ŻARY | Wspólnie świętowali kibice, koszykarze i główny sponsor żarskiego klubu – firma Swiss Krono, obchodząca w tym roku jubileusz ćwierćwiecza działalności.

Na parkiecie znane twarze biznesu, samorządu, kabaretu telewizji i sportu. Jest koszykówka – jest zabawa. Drużyna Dream Team Krono przeciwko BC Swiss Krono Żary. Trudno zliczyć, ilu w sumie zawodników, i to niekoniecznie zawodowców, zagrało w tym meczu. Rozpiętość wiekowa też była znaczna. Nie ma co liczyć punktów zdobytych podczas tego spotkania. Miało być fajne widowisko i… niewątpliwie było.

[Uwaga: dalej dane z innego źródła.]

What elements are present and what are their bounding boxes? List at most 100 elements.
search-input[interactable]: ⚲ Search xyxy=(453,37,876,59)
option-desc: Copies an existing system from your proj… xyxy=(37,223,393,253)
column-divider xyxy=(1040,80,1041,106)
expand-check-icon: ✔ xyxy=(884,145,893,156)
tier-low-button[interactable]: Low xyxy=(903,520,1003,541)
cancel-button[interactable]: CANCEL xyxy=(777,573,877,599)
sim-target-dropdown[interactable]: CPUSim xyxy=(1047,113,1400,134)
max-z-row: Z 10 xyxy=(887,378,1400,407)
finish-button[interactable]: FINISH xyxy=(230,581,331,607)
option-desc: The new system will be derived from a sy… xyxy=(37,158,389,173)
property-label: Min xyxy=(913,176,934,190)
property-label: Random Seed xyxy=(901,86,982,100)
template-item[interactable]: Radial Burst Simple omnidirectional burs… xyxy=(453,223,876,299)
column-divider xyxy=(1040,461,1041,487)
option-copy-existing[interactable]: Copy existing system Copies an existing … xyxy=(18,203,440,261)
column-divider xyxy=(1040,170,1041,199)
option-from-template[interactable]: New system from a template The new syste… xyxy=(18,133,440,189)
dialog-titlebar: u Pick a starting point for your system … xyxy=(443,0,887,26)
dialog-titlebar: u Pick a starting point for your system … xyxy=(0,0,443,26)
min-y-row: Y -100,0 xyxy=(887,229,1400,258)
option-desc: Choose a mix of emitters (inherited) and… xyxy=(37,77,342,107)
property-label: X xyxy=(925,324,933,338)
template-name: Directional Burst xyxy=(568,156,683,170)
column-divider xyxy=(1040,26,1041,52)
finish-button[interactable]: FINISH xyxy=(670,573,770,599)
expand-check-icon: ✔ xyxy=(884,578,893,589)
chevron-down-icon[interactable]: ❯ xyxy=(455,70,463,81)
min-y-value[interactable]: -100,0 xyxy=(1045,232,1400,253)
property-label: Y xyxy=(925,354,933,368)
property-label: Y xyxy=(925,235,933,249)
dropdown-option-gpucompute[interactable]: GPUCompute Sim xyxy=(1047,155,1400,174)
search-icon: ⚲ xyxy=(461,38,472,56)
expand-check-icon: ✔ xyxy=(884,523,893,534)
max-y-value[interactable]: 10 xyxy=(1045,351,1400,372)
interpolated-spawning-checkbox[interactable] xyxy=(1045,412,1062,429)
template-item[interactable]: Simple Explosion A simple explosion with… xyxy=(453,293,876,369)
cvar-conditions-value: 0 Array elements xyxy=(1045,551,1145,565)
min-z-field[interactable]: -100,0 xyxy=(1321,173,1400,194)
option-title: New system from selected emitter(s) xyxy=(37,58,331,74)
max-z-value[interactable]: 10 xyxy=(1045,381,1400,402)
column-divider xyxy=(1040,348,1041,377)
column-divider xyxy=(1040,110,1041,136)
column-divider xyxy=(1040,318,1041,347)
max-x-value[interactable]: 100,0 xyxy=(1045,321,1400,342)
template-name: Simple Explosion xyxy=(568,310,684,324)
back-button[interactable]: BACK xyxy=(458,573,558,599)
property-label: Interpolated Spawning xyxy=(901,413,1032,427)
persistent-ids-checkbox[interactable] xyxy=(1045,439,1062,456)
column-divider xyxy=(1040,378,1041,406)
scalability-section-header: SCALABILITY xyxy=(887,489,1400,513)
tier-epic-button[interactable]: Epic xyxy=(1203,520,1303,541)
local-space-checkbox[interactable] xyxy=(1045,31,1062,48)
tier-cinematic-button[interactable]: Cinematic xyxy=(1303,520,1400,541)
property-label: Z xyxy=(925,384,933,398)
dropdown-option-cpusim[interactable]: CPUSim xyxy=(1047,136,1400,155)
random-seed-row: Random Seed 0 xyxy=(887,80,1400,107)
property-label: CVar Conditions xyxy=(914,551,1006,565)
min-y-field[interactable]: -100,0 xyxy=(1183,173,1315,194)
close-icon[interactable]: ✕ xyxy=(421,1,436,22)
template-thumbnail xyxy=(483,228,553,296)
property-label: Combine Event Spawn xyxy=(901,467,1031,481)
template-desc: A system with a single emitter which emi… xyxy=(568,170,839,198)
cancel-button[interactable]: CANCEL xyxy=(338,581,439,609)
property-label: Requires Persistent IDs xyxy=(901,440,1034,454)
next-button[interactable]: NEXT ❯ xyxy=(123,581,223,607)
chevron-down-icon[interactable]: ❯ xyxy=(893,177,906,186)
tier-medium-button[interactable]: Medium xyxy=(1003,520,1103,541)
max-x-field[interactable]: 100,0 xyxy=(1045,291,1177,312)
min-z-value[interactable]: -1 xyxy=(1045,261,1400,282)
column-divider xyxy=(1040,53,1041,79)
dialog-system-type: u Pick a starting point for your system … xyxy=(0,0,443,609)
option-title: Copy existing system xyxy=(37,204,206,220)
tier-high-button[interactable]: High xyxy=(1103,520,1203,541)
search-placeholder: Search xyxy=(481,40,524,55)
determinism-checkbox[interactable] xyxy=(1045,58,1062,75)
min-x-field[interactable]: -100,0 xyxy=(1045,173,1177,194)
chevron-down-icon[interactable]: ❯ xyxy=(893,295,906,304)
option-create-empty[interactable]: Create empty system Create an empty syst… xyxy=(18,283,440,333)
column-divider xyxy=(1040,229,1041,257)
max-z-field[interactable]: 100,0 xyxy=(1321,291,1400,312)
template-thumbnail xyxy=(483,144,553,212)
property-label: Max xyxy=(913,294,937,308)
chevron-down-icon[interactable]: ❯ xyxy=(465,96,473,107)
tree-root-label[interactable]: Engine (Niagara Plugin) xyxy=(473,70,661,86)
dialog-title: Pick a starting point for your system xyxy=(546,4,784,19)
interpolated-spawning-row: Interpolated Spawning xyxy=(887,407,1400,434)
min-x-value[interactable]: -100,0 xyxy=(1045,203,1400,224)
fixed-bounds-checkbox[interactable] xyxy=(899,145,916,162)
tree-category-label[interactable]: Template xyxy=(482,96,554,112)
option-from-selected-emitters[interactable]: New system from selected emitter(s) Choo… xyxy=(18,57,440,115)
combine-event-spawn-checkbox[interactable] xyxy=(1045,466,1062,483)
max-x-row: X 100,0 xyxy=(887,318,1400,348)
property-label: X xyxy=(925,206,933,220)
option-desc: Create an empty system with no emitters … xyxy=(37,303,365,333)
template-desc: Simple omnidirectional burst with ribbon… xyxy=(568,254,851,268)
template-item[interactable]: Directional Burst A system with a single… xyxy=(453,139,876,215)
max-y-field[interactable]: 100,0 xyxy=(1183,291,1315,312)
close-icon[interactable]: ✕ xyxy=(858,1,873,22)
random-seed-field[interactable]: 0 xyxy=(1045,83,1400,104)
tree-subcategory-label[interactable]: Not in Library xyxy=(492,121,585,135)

Mury hali sportowej przy ulicy Okrzei widziały wiele. Chwile trudne przyćmiewane są jednak przez te mniejsze i większe sukcesy, zarówno drużyn młodzieżowych, jak i drugoligowego zespołu seniorów. Dziś wiele klubów sportowych z nutką zazdrości spogląda na dawny Chromik, występujący obecnie pod nazwą Basket Club Swiss Krono Żary. Ale przede wszystkim należy zdać sobie sprawę z tego, że na dobrego sponsora trzeba zasłużyć, zapracować – postawą na boisku, determinacją i odnoszonymi sukcesami. Żadna firma światowego formatu nie zaryzykuje „dzielenia się” swą nazwą z przedsięwzięciem niepewnym, bądź też potencjalnie skazanym na wizerunkową porażkę. Tak więc koszykarze z całą pewnością zasłużyli. Można się tylko cieszyć, że żarska firma wspiera żarski sport. Swiss Krono, po 25. latach działalności, z obecną mocną pozycją na światowych rynkach, dobrze wie, jak wygląda sukces. Wie też, ile wysiłku trzeba włożyć, żeby na to zapracować. I to właśnie jest najlepszą oceną dzisiejszej żarskiej koszykówki.